Fox & Friends co-host Brian Kilmeade later added that this wasn’t the only lawsuit Sandmann filed, nothing that he’s “still suing NBC, and The Washington Post, and 13 more defendants are going to be named, ABC, CBS, The Guardian, Huffington Post, NPR, and Slate, and The Hill are all coming up.”

He also noted that, at the least, Sandmann was looking for an apology, but didn’t get it.

A few hours later, Tucker Carlson spent one minute and 44 seconds on his eponymous show trashing CNN for having “played a leading role in vilifying the boys of Covington High School” and not the “extremist religious group and the man pound[ing] a drum harassing them.”

After a 10-second nod on Friday’s Special Report by Washington Times’s Charlie Hurt, Gutfeld’s Saturday night show spent over six minutes on Sandmann.

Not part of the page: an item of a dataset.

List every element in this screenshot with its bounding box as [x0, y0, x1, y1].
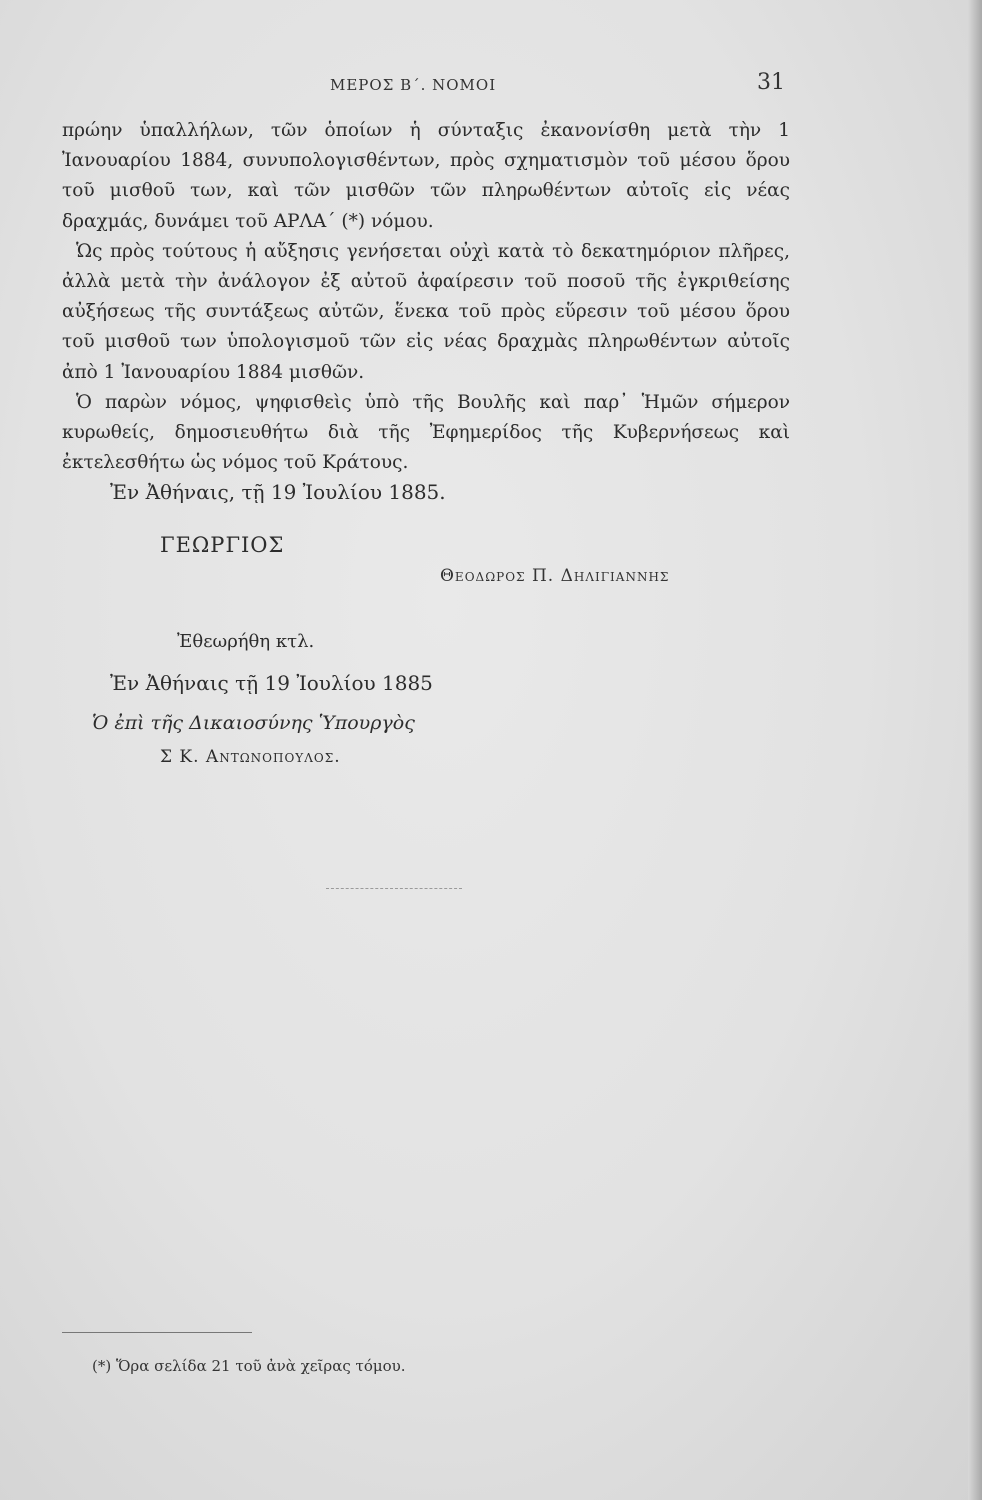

Fox & Friends weekend co-host Pete Hegseth hailed the news as a sign of “the kind of fight back in this new era that President Trump has inspired.”

The next morning, FNC host Howard Kurtz closed MediaBuzz with a brief on Sandmann (click “expand”):

It’s been overshadowed by the Iran story, but CNN has settled the lawsuit filed by Nick Sandmann. He's the Covington Catholic High School student wearing a Make America Great hat who was wrongly portrayed as a disruptive force in a confrontation last year with a Native American activist at the Lincoln Memorial. Now, neither side would comment on the terms but the $275 million suit said it was designed to “deter CNN from ever again engaging in false, reckless, malicious, and agenda-driven attacks against children.” CNN said at the time it was covering a newsworthy event and adding new facts as they developed.

Sandmann has also sued The Washington Post and NBC and his lawyer says more suits are coming against as many as 13 other media outlets. Look, this was an awful episode as most of the media rushed to judgment based on a single misleading video. CNN undoubtedly paid some sum of money to make the suit go away, given the PR nightmare, of battling a teenager who was intentionally or not, unfairly maligned.